For two years H.o.p. has had two dreams. And for a seven-year-old that’s a good portion of one’s lifetime. He’s had two consistent dreams. “I’m an artist, I’m going to be an artist,” was one of his dreams. His other dream was kind of confusing to me, I didn’t quite get it. “I’m going to build robots. I have to learn how to build robots.” I talked to him about this every so often, trying to understand what he was getting at. Real robots? I showed him the kinds of robots people currently make. No, he wanted to build real robots, he’d tell me. Robots that walked and talked and felt. Real robots. And yet whenever we bought him a robot he would pull pull out its batteries and hide its remote control. He has never wanted a robot running around on its own. And we have bought him several child-type robots over the years and never once as he permitted any of them to have batteries and has hidden the remote controls for all of them. He would instead manually move the robots, and take other toys and make “robots” out of them, moving them around, and last year began photographing them, moving them, photographing them, moving them, photographing them. Still, when he kept saying, “I want to be an artist and I want to make robots,” I kept thinking real robots and couldn’t understand why he had no desire to let his purchased robots run around (he says it creeps him out when they move on their own) and had no desire to learn about electronics (I know people who have been teaching their kids with electronic kits since they were five).

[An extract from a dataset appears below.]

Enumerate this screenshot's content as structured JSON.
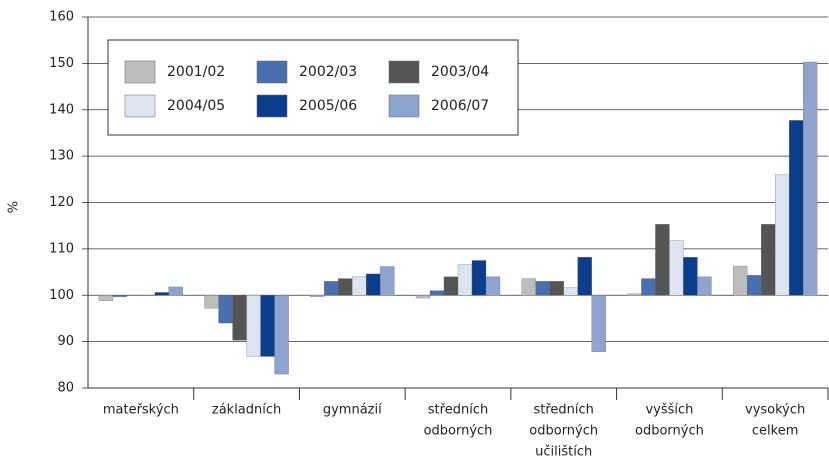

I’m so dim-witted it took me until this week to put two-and-two together. When he means robots he means the walking, talking, feeling type of characters and creatures you get in stop motion animation. Puppet robots. Like the “garbage” robot he plotted all night making. He says it must be made all out of recyclables. He wants to make a movie with the garbage robot. And of course, being seven, he wants to make a movie he says will be called “The Dangerous Forest” in which a knight in shining armor fights an evil villain that turns into a snake. And he drew a storyboard of how it will turn into a snake and I thought hmmm well we’re going to have to have a stop motion animation program that allows onionskinning with imported scans of drawings as well.
So, that’s a mystery solved. The robots he has always said he wanted to make. He sat this evening and watched over and over and over a stop motion animation of a short I’d found on the web called “Underground Robot”. I had earlier shown him some stills of it I’d found and he searched again also for the stills to examine how it was put together. And he pointed out armatures to me. “Look, that’s the armature they used!”
He acts out the scenes he wants to film and they are all ridiculous, silly, absurd. Hopping and jumping and running around. And I think how ridiculous but also think well if he does it that’s how he’s going to learn, isn’t it, making things look like they’re really leaping and flapping arms and jumping up and down.
Though he draws 18 hours a day, I wonder, when he sees how much work is involved, if he’ll want to really do it. I say, “Ok, let’s playact we’re making a film.” And I move things off the table and put two of his sculptures on it and I tell him OK one of them simply wants to get to the door, what do you think is involved? And he moves it a little bit and pretends to take a picture and moves it a little more and pretends to take a picture and moves it a little more and pretends to take a picture.
I was looking earlier tonight at the sculptures he made of the characters form Wallace and Grommit. I look at the dozens of Gumbys he made over the summer all with different facial expressions.
A big investment of energy and will be a share of money too. Maybe he’ll run with it, maybe he won’t. You never know. He could start and decide he hates it and wants to do something else.